Chicken Tacos
This is a great taco recipe from Food and Wine. I've made it several times and it's great fried as the recipe calls for or broiled in the oven. I haven't tried it using skinless chicken thighs but for those who prefer to be a little healthier it could be done but the crispy skin is one of the best parts. I have served these with the corn salsa recipe, salsa authentic or salsa verde. It would probably be good with the grilled vegetables in the taco skirt steak recipe.
Ingredients:
1/4 cup fresh lime juice
Kosher salt
4 large boneless chicken thighs with skin (about 5 ounces each), pounded 1/3 inch thick
1/3 cup all-purpose flour
1/2 teaspoon freshly ground black pepper
Large pinch of cayenne pepper
Vegetable oil, for frying
Warm corn tortillas, for serving
1 avocado diced
Directions:
1. In a large bowl, combine 2 tablespoons of the lime juice with 1 teaspoon of salt, stirring to dissolve the salt.

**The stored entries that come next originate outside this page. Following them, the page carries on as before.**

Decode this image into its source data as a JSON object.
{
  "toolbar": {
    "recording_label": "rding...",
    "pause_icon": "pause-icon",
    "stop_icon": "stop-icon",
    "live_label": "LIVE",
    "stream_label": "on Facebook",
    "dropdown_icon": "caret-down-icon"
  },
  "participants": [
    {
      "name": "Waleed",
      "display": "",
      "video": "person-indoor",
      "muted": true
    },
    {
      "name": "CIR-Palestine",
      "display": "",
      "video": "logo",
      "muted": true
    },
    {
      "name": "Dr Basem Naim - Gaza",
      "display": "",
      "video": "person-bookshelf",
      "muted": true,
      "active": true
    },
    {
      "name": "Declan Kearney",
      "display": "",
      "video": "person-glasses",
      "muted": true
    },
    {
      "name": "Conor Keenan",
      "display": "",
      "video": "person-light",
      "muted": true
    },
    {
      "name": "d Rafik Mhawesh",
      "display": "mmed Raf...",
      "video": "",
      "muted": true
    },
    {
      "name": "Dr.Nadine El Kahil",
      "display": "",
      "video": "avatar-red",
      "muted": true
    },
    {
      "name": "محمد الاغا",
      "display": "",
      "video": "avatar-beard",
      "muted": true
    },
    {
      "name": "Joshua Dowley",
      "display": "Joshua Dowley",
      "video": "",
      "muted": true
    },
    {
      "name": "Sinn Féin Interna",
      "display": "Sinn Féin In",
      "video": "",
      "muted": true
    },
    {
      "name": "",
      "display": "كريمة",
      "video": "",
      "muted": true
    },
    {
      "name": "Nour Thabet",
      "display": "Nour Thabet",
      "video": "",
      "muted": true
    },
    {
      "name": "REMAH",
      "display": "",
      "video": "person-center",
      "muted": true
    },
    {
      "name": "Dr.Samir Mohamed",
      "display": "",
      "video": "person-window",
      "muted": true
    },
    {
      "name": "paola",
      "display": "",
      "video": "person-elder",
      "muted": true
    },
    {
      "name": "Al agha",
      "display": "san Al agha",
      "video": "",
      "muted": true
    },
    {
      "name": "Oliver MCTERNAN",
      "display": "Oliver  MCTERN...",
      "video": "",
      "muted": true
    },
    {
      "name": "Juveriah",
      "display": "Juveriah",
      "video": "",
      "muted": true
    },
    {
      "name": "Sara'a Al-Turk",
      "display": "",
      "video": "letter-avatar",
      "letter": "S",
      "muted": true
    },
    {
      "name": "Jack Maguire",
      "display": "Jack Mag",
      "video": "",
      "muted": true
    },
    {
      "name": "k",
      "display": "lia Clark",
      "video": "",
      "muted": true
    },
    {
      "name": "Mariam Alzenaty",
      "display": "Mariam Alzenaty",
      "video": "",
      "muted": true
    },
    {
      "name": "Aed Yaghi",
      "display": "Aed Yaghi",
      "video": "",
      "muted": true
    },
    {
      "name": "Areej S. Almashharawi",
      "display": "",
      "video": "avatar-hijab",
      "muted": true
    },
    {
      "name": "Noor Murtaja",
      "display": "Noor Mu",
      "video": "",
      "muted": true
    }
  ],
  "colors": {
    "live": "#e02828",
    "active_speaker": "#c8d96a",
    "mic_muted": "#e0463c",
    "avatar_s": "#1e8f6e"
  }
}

Add the chicken thighs and turn to coat. Refrigerate for 2 hours.
2. Pat the chicken dry with paper towels. In a shallow bowl, combine the flour with the pepper, cayenne and 1/2 teaspoon of salt.
3. In a large skillet, heat 1/3 inch of oil until shimmering. Dredge the chicken in the flour, shaking off any excess. Fry the chicken over moderately high heat until well-browned and crisp, about 3 1/2-5 minutes per side until cooked through. Transfer to paper towels to drain. Or broil for 5-7 minutes per side until thoroughly cooked.
4. Cut the chicken into thin strips and serve with the avocado and salsa of your choice and warm corn/flour tortillas.